D’ailleurs, il n’aura échappé à personne que seul Erwann BINET a refusé de rendre public les conclusions de la Commission Nationale des Comptes de Campagne ; Michèle CEDRIN, Sylvain LAIGNEL, Jacques REMILLER et moi-même l’avons fait, pas Erwann BINET.
S’il ne fait aucun doute qu’Erwann BINET a commis des irrégularités pour sauver ce siège toujours détenu par la gauche, il a bénéficié de soutiens que la justice pourrait bien condamner prochainement.

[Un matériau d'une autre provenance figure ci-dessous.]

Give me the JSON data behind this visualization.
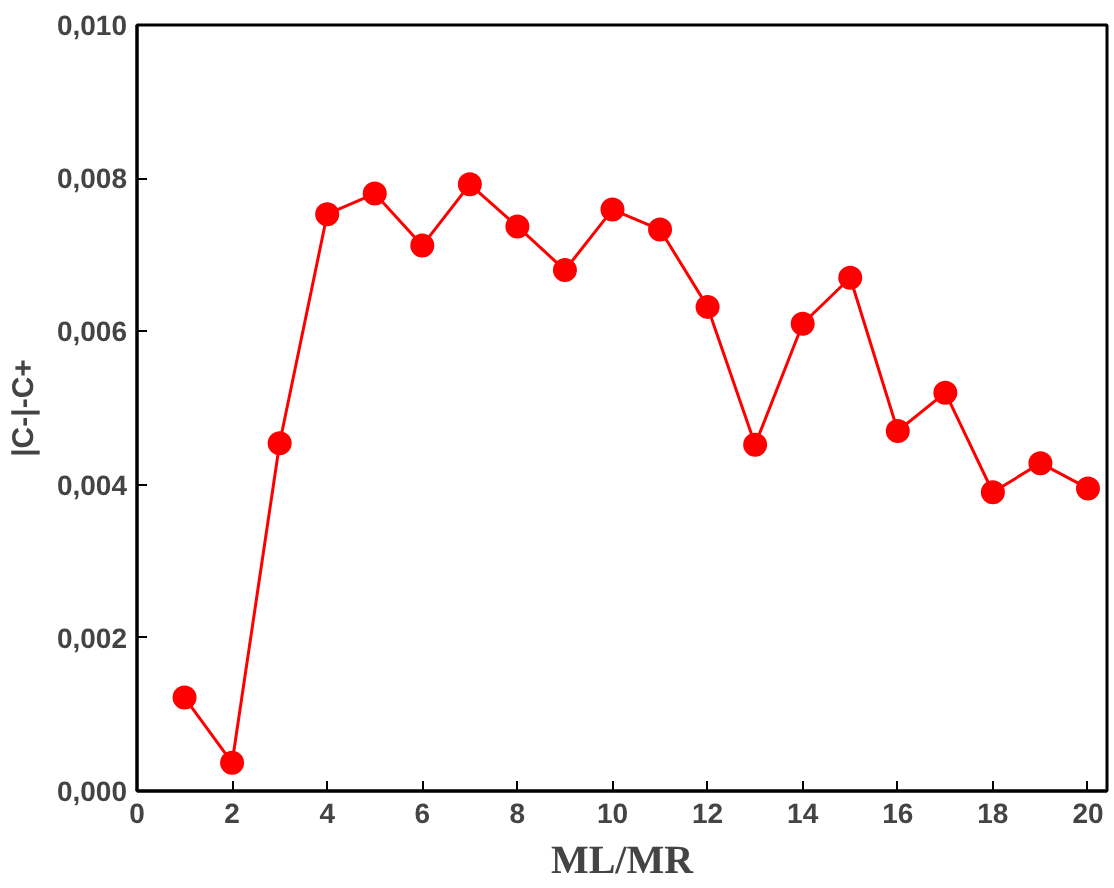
{
  "chart_data": {
    "type": "line",
    "xlabel": "ML/MR",
    "ylabel": "|C-|-C+",
    "x": [
      1,
      2,
      3,
      4,
      5,
      6,
      7,
      8,
      9,
      10,
      11,
      12,
      13,
      14,
      15,
      16,
      17,
      18,
      19,
      20
    ],
    "series": [
      {
        "color": "#ff0000",
        "values": [
          0.00122,
          0.00037,
          0.00454,
          0.00753,
          0.0078,
          0.00712,
          0.00792,
          0.00737,
          0.0068,
          0.00759,
          0.00733,
          0.00632,
          0.00452,
          0.0061,
          0.0067,
          0.0047,
          0.0052,
          0.0039,
          0.00428,
          0.00395
        ]
      }
    ],
    "xlim": [
      0,
      20.4
    ],
    "ylim": [
      0,
      0.01
    ],
    "xticks": [
      0,
      2,
      4,
      6,
      8,
      10,
      12,
      14,
      16,
      18,
      20
    ],
    "yticks": [
      {
        "value": 0,
        "label": "0,000"
      },
      {
        "value": 0.002,
        "label": "0,002"
      },
      {
        "value": 0.004,
        "label": "0,004"
      },
      {
        "value": 0.006,
        "label": "0,006"
      },
      {
        "value": 0.008,
        "label": "0,008"
      },
      {
        "value": 0.01,
        "label": "0,010"
      }
    ],
    "marker": "circle",
    "line_style": "solid",
    "grid": false
  }
}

En effet, sentant menacé le candidat BINET à l’issue du premier tour, certains à Gauche ont eu recours à des méthodes qui doivent être dénoncées. Monsieur THIOUNE, salarié du Président PS du Conseil Général, André VALINI, et Monsieur TAHAR candidat socialiste dans le département de l’Isère ont rédigé et diffusé, quelques jours avant le second tour, un tract dont les propos à mon égard relèvent à mon sens de la diffamation.
Ils n’ont pas hésité à insinuer que j’étais raciste, que j’étais complice de la destruction d’un lieu de culte … Toutes ces affirmations sont fausses.
C’est parce qu’elles sont fausses, parce qu’elles portent atteinte à mon honneur et à ma dignité, parce qu’elles ont eu une incidence sur l’issue de la campagne électorale, que j’ai décidé de porter plainte le 6 juin 2008, contre les auteurs de ce tract scandaleux, diffusé dans les quartiers de Vienne, de Pont Evêque et de Chasse/Rhône.
A l’issue d’une instruction lors de laquelle Messieurs TAHAR et THIOUNE, mis en examen, ont été interrogés, Monsieur BINET entendu dans le cadre d’une commission rogatoire, le juge a décidé d’ordonner le renvoi de cette affaire devant le Tribunal Correctionnel de Vienne, considérant qu’il résulte de l’information, des charges suffisantes contre Messieurs TAHAR et THIOUNE.
Une campagne électorale, même difficile, n’autorise pas tout et n’importe quoi.